BRAT

Idaho BRAT

Idaho BRAT

In this application of the Beaver Restoration Assessment Tool (BRAT) (Macfarlane et al., 2017) we analyzed all the perennial rivers and streams within the state of Idaho.

The backbone to BRAT is a capacity model developed to assess the upper limits of riverscapes to support beaver dam- building activities. It outputs an estimated density of dams (i.e. dams per length of stream) and a rough count of an upper limit (i.e. capacity) of how many dams the conditions in and surrounding a reach could support. Both existing and historic capacity were estimated using readily available spatial datasets to evaluate seven lines of evidence: (1) a reliable water source; (2) stream bank vegetation conducive to foraging and dam building; (3) vegetation within 100 m of edge of stream to support expansion of dam complexes and maintain large beaver colonies; (4) likelihood that dams could be built across the channel during low flows; (5) the likelihood that a beaver dam on a river or stream is capable of withstanding typical floods; (6) evidence of suitable stream gradient; and (7) evidence that river is too large to allow dams to be built and to persist. Fuzzy inference systems were used to combine these lines of evidence while accounting for categorical ambiguity and uncertainty in the continuous inputs driving the models. The existing model estimate of capacity was driven with LANDFIRE 30 m resolution vegetation data from 2016, whereas the ‘historic’ estimate represents a pre-European settlement model of vegetation, also from LANDFIRE.

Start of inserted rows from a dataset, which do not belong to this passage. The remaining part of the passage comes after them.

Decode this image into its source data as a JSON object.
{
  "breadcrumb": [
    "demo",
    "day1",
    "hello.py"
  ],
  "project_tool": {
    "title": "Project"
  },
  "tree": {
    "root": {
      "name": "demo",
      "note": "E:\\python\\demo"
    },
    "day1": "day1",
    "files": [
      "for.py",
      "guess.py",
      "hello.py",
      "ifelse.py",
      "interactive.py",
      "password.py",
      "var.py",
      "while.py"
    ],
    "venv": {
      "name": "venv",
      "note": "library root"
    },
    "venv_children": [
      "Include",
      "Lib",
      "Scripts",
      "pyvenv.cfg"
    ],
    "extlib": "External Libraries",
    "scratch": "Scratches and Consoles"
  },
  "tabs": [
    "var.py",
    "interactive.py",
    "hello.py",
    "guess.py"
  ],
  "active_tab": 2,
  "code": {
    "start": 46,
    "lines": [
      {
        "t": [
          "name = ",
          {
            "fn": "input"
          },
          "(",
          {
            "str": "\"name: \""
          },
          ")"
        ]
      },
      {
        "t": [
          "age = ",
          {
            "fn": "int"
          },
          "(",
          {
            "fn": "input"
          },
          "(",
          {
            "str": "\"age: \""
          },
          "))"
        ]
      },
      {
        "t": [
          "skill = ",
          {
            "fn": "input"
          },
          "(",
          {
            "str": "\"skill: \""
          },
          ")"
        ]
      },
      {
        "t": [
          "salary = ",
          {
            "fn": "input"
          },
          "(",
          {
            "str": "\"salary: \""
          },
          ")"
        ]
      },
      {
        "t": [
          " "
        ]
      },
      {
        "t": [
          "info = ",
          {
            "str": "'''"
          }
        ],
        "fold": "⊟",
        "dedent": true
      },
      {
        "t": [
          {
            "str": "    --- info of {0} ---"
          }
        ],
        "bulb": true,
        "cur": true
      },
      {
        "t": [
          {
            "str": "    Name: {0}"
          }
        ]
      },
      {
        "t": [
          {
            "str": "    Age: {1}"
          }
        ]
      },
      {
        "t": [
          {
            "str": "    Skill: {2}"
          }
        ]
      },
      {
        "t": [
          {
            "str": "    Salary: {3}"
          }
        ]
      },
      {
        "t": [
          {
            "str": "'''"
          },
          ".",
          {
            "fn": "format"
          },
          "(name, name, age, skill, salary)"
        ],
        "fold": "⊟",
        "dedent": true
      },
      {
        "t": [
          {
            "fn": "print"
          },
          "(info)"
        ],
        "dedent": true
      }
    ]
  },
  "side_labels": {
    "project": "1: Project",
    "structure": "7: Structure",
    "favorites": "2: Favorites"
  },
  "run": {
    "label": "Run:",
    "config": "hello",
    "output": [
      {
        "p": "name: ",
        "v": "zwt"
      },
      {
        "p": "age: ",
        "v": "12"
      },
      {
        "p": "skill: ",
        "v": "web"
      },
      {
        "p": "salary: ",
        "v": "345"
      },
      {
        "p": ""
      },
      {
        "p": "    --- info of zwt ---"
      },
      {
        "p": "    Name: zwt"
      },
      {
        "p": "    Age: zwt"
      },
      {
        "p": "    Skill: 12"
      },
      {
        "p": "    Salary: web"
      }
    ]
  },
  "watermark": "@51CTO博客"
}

The estimated existing Idaho statewide capacity is 994,299 dams or roughly 8 dams/km. By contrast, the same model driven with estimates of historic vegetation types estimated the statewide capacity at 1,743,459 dams or roughly 15 dams/km reflecting a 43% loss compared to historic capacity.

Nearly all of the capacity loss from historic conditions can be explained in terms of riparian vegetation loss, vegetation conversion and degradation associated with high intensity land use including: 1) conversion of valley bottoms to urban and agricultural land uses, 2) overgrazing in riparian and upland areas, 3) conifer encroachment of wet meadow areas. Despite the losses in beaver dam capacity, Idaho’s waterways are still capable of supporting and sustaining a substantial amount of beaver dam-building activity (994,299 dams).

Identifying these losses in beaver dam capacity incentivizes plans for restoration and conservation opportunities to be considered. To aid groups in their decisions and what possible risks may arise the BRAT model supplies the following management outputs: 1) potential risk areas, 2) unsuitable or limited dam building opportunities, and 3) conservation and restoration opportunities. As such, the BRAT model identifies where streams are relative to human infrastructure and high intensity land use, and conservatively shows how that aligns with where beaver could build dams. The existing capacity model was verified statewide, using 8,060 actual dam locations. Results indicate that the model effectively segregates the factors controlling beaver dam occurrence and density 89.97% of the time. The model verification results also indicate that beavers preferentially dam in reaches with higher modeled dam capacity while avoiding those with lower capacity.

The spatially explicit outputs from this application of BRAT provides Idaho Fish and Game (IDF&G) staff with the information needed to understand patterns of beaver dam capacity, potential risks to human infrastructure, as well as constraints and opportunities for using dam building beaver in restoration and conservation. This information helps with both statewide planning efforts and individual watershed scale planning as well as design and on-the-ground implementation of conservation and restoration activities.

Project Extent by Administrative Region

GIS Data Layers

The GIS data layers that make up the maps are available in KMZ for the perennial network of each HUC 8 watershed, as an example American Falls data is found here, shapefile here and layer package formats here and enable visualization and querying in GIS programs. We encourage the use of the layer packages because this format provides all the inputs, intermediates and outputs symbolized in a standard format which increases their usability. Viewing the KMZ files in Google Earth or ArcGIS Earth is an effective way to visualize and interrogate these output datasets because of the 3-D capabilities, image rendering speed and the quality of the base imagery. If you need help using the GIS data we have developed a series of tutorial videos and other instructions found here. For non-GIS users we have generated an Esri Story Map of the project that can be viewed here and a map atlas of BRAT outputs which, can be found here.

References:

Macfarlane, W. W., J. M. Wheaton, N. Bouwes, M. L. Jensen, J. T. Gilbert, N. Hough-Snee, and J. A. Shivik. 2017. Modeling the capacity of riverscapes to support beaver dams. Geomorphology 277:72-99.